That’s why I don’t expect, much less ask, anyone to accept a doctrine they haven’t seen the truth of yet. If I or anyone else haven’t communicated it clearly yet, it hasn’t been communicated yet, that’s all.
But I play fair another way, too: I do expect and even ask people to reject a doctrine they honestly think they’ve seen the falsity of, whether that’s universal salvation or trinitarian theism.
What you quoted Fr. Kimel on is pretty much the nadir of apophotic theology – or maybe not quite, because it still recognizes kataphatic content to negate. But you ought to be able to see the difference, yes?
I can’t in good conscience ask people to accept something that in principle cannot possibly make sense. It’s even a self-refuting position to try to take: someone understands a position well enough to see that it makes sense that it cannot possibly make sense?? And that’s why it should be believed?
Having personal faith in someone is different than that. We trust specialists, so far as we have reason (or desperation) to believe THEY KNOW and understand the truth of something even if we don’t, or under the circumstances can’t. But there has to be a point at which we can distinguish the con artist from the true specialist. And throwing up a cloud of unknowing isn’t that point. We’re called to reject falsehood and accept truth, and that means rejecting contradictions, unless and until we see they aren’t really contradictions. Training people to accept contradictions is how cults and false religions, and false philosophies, fool people.

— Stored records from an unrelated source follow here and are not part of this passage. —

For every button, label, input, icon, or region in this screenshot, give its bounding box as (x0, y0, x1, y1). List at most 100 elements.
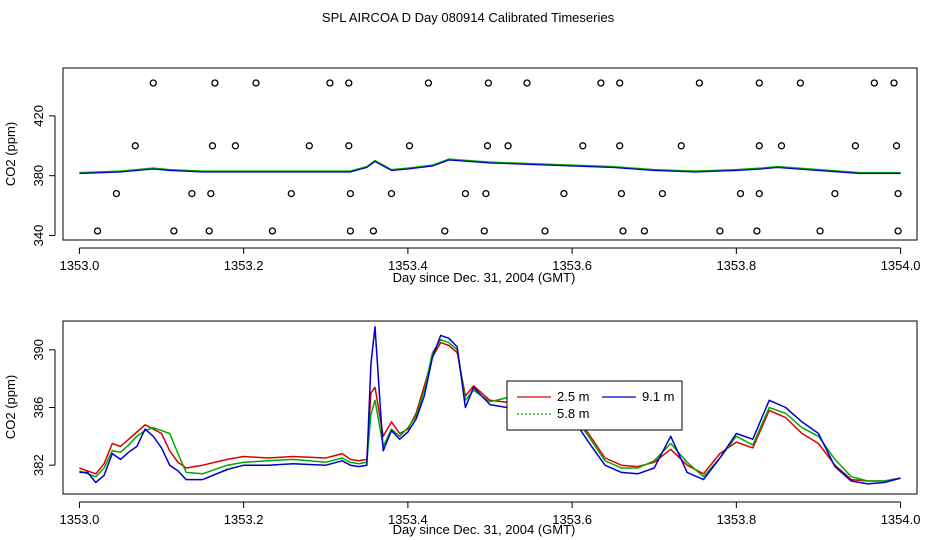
scatter-point (346, 227, 355, 235)
bottom-panel: 1353.0 1353.2 1353.4 1353.6 1353.8 1354.0 382 3… (3, 320, 920, 537)
scatter-point (484, 79, 493, 87)
top-x-tick-label: 1353.0 (60, 258, 100, 273)
scatter-point (207, 189, 215, 198)
bottom-x-tick-label: 1353.8 (716, 512, 756, 527)
scatter-point (441, 227, 449, 235)
scatter-point (424, 79, 433, 87)
scatter-point (208, 142, 217, 150)
scatter-point (890, 79, 898, 87)
bottom-y-tick-label: 382 (31, 454, 46, 476)
scatter-point (831, 189, 839, 198)
scatter-point (677, 142, 685, 150)
scatter-point (695, 79, 704, 87)
legend-label-5-8m: 5.8 m (557, 406, 590, 421)
bottom-axes: 1353.0 1353.2 1353.4 1353.6 1353.8 1354.0 382 3… (31, 339, 920, 527)
top-plot-frame (62, 67, 918, 241)
top-x-tick-label: 1353.4 (388, 258, 428, 273)
scatter-point (560, 189, 568, 198)
scatter-point (617, 189, 626, 198)
scatter-point (387, 189, 396, 198)
top-y-tick-label: 340 (31, 225, 46, 247)
scatter-point (480, 227, 488, 235)
scatter-point (268, 227, 277, 235)
bottom-x-tick-label: 1353.2 (224, 512, 264, 527)
legend-label-2-5m: 2.5 m (557, 389, 590, 404)
scatter-point (892, 142, 901, 150)
scatter-point (93, 227, 102, 235)
scatter-point (345, 142, 353, 150)
scatter-point (616, 79, 624, 87)
scatter-point (405, 142, 414, 150)
bottom-y-axis-label: CO2 (ppm) (3, 375, 18, 439)
top-y-tick-label: 420 (31, 105, 46, 127)
scatter-point (523, 79, 531, 87)
bottom-x-tick-label: 1354.0 (881, 512, 921, 527)
bottom-y-tick-label: 390 (31, 339, 46, 361)
top-x-tick-label: 1353.6 (552, 258, 592, 273)
scatter-point (170, 227, 178, 235)
bottom-y-tick-label: 386 (31, 397, 46, 419)
scatter-point (131, 142, 139, 150)
scatter-point (345, 79, 353, 87)
scatter-point (482, 189, 490, 198)
bottom-x-tick-label: 1353.4 (388, 512, 428, 527)
scatter-point (346, 189, 355, 198)
legend: 2.5 m 5.8 m 9.1 m (506, 380, 683, 431)
scatter-point (755, 189, 763, 198)
top-panel: 1353.0 1353.2 1353.4 1353.6 1353.8 1354.0 340 3… (3, 67, 920, 285)
scatter-point (816, 227, 824, 235)
scatter-point (777, 142, 786, 150)
bottom-x-tick-label: 1353.0 (60, 512, 100, 527)
scatter-point (619, 227, 627, 235)
top-scatter-points (93, 79, 902, 235)
top-series-line-blue (79, 159, 901, 175)
legend-box (506, 380, 683, 431)
top-axes: 1353.0 1353.2 1353.4 1353.6 1353.8 1354.0 340 3… (31, 105, 920, 273)
scatter-point (326, 79, 334, 87)
scatter-point (211, 79, 219, 87)
scatter-point (483, 142, 492, 150)
scatter-point (753, 227, 761, 235)
bottom-x-tick-label: 1353.6 (552, 512, 592, 527)
scatter-point (305, 142, 313, 150)
scatter-point (658, 189, 667, 198)
scatter-point (736, 189, 745, 198)
top-series-line-green (79, 158, 901, 174)
scatter-point (149, 79, 157, 87)
bottom-plot-frame (62, 320, 918, 495)
scatter-point (112, 189, 121, 198)
scatter-point (894, 189, 902, 198)
scatter-point (755, 79, 763, 87)
scatter-point (597, 79, 605, 87)
scatter-point (579, 142, 587, 150)
series-line-9-1-m (79, 326, 901, 485)
scatter-point (541, 227, 549, 235)
top-x-tick-label: 1353.8 (716, 258, 756, 273)
scatter-point (461, 189, 470, 198)
scatter-point (755, 142, 763, 150)
scatter-point (231, 142, 240, 150)
series-line-2-5-m (79, 341, 901, 482)
scatter-point (894, 227, 902, 235)
figure-title: SPL AIRCOA D Day 080914 Calibrated Times… (322, 10, 615, 25)
top-y-tick-label: 380 (31, 165, 46, 187)
scatter-point (716, 227, 724, 235)
scatter-point (870, 79, 878, 87)
bottom-x-axis-label: Day since Dec. 31, 2004 (GMT) (393, 522, 576, 537)
series-line-5-8-m (79, 338, 901, 482)
legend-label-9-1m: 9.1 m (642, 389, 675, 404)
top-x-tick-label: 1354.0 (881, 258, 921, 273)
scatter-point (616, 142, 624, 150)
top-mean-line (79, 158, 901, 175)
scatter-point (369, 227, 378, 235)
scatter-point (287, 189, 295, 198)
scatter-point (504, 142, 512, 150)
top-x-axis-label: Day since Dec. 31, 2004 (GMT) (393, 270, 576, 285)
top-x-tick-label: 1353.2 (224, 258, 264, 273)
scatter-point (252, 79, 260, 87)
bottom-series-lines (79, 326, 901, 485)
scatter-point (796, 79, 805, 87)
scatter-point (851, 142, 860, 150)
scatter-point (205, 227, 213, 235)
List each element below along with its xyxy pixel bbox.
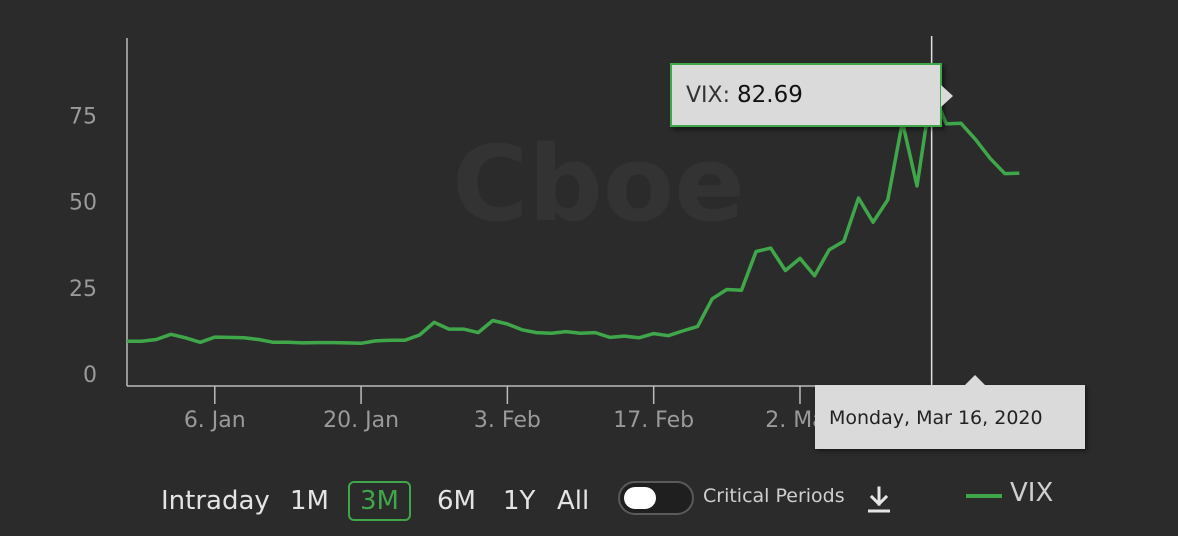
y-tick-label: 75 bbox=[69, 104, 97, 129]
range-3m-button[interactable]: 3M bbox=[348, 481, 411, 521]
x-tick-label: 6. Jan bbox=[184, 408, 246, 433]
download-icon[interactable] bbox=[864, 484, 894, 516]
tooltip-value: 82.69 bbox=[737, 82, 803, 108]
x-axis: 6. Jan 20. Jan 3. Feb 17. Feb 2. Mar bbox=[184, 386, 836, 433]
y-tick-label: 25 bbox=[69, 277, 97, 302]
legend-swatch bbox=[966, 494, 1002, 498]
y-axis: 0 25 50 75 bbox=[69, 104, 97, 388]
x-tick-label: 20. Jan bbox=[323, 408, 399, 433]
series-line-vix[interactable] bbox=[127, 86, 1020, 346]
tooltip-series-label: VIX: bbox=[686, 83, 731, 108]
range-1y-button[interactable]: 1Y bbox=[503, 486, 536, 516]
range-6m-button[interactable]: 6M bbox=[437, 486, 476, 516]
tooltip-date: Monday, Mar 16, 2020 bbox=[829, 407, 1043, 429]
range-1m-button[interactable]: 1M bbox=[290, 486, 329, 516]
x-tick-label: 3. Feb bbox=[474, 408, 541, 433]
value-tooltip: VIX: 82.69 bbox=[670, 63, 953, 127]
y-tick-label: 0 bbox=[83, 363, 97, 388]
y-tick-label: 50 bbox=[69, 191, 97, 216]
critical-periods-label: Critical Periods bbox=[703, 485, 845, 507]
date-tooltip: Monday, Mar 16, 2020 bbox=[815, 375, 1085, 449]
critical-periods-toggle[interactable] bbox=[618, 481, 694, 515]
cboe-watermark: Cboe bbox=[452, 123, 745, 245]
range-intraday-button[interactable]: Intraday bbox=[161, 486, 270, 516]
x-tick-label: 17. Feb bbox=[613, 408, 694, 433]
range-all-button[interactable]: All bbox=[557, 486, 590, 516]
toggle-knob bbox=[624, 487, 656, 509]
legend-label: VIX bbox=[1010, 478, 1054, 508]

I will also add that while I completely agree that someone should never pretend to have reasoned their way to understanding the Trinity (or pretend to have reasoned their way to understanding anything, unless they’re making a harmless joke); by their own admission, people who think the Trinity cannot even possibly make sense to anyone, are in no position to say that no one has ever done that: that’s either their own sheerly ungrounded assertion, or they somehow understood enough of the Trinity to say that it makes sense that the trinitarian doctrine cannot make sense, which is self-refuting nonsense. It would be better, and more consistent with positively valuing truth, for them to say that (as far as they can tell) the Trinity is a mistake and wrong – and that they understand (they think) where the errors are and so why it’s a mistake and wrong. The agnostic can have an honorable agnosticism, but nothing, so far as that goes, to say about whether the Trinity can be understood by a human reasoning.
Now, if Fr. Kimel only meant that no creature can fully understand the Trinity, I totally agree. No creature can, demonstrably or even in principle, fully understand the keyboard I’m typing on right now, myself included. But lots of creatures (myself included) can understand it well enough to distinguish it as a keyboard and not as the holy and ineffable three-personed Creator (for example), even though none of us can fully understand it except the holy and ineffable three-personed Creator – which is not a claim anyone could even possibly truthfully make without a holy and ineffable three-personed Creator making some kind of legitimate sense to them, not-incidentally! No more than someone could even possibly truthfully make a claim about a keyboard without it even possibly making some kind of legitimate sense to them. And a keyboard makes a lot more sense to a lot more people than me, even though none of them (except the Ground of All Existence) can understand it completely.
Is experiential experience of the Trinity (theosis as it’s called in the East; the Beatific Vision as it’s called in the West), better than mere logical understanding of the Trinity? Sure it is! – but no one could legitimately say that who doesn’t also have some legitimately logical understanding of the truth of the Trinity. Otherwise they’d only be making a mistake (even if the mistake happened to be accidentally true anyway, so to speak). My own mystical experiences don’t blot out or discount my logical understandings of the Trinity; often, even usually, they run concurrently – not always, I’m only a creature, but the not-always doesn’t mean the logical understanding is false, it’s just a failure of my attention. That’s a natural limitation, and there’s nothing wrong with that. Typically my meditations on the logical coherencies and implications of the Trinity lead to a mystical experience; other people get there somewhat different ways, and that’s fine – so long as distinct truth isn’t being thrown under the bus thereby. I’m glad Buddhists can have mystical experiences, too, but that doesn’t mean Buddhism (of whatever variety and varieties) is just as true as trinitarian Christian theism. They probably (definitely?) take apophatic theology to its limit, though.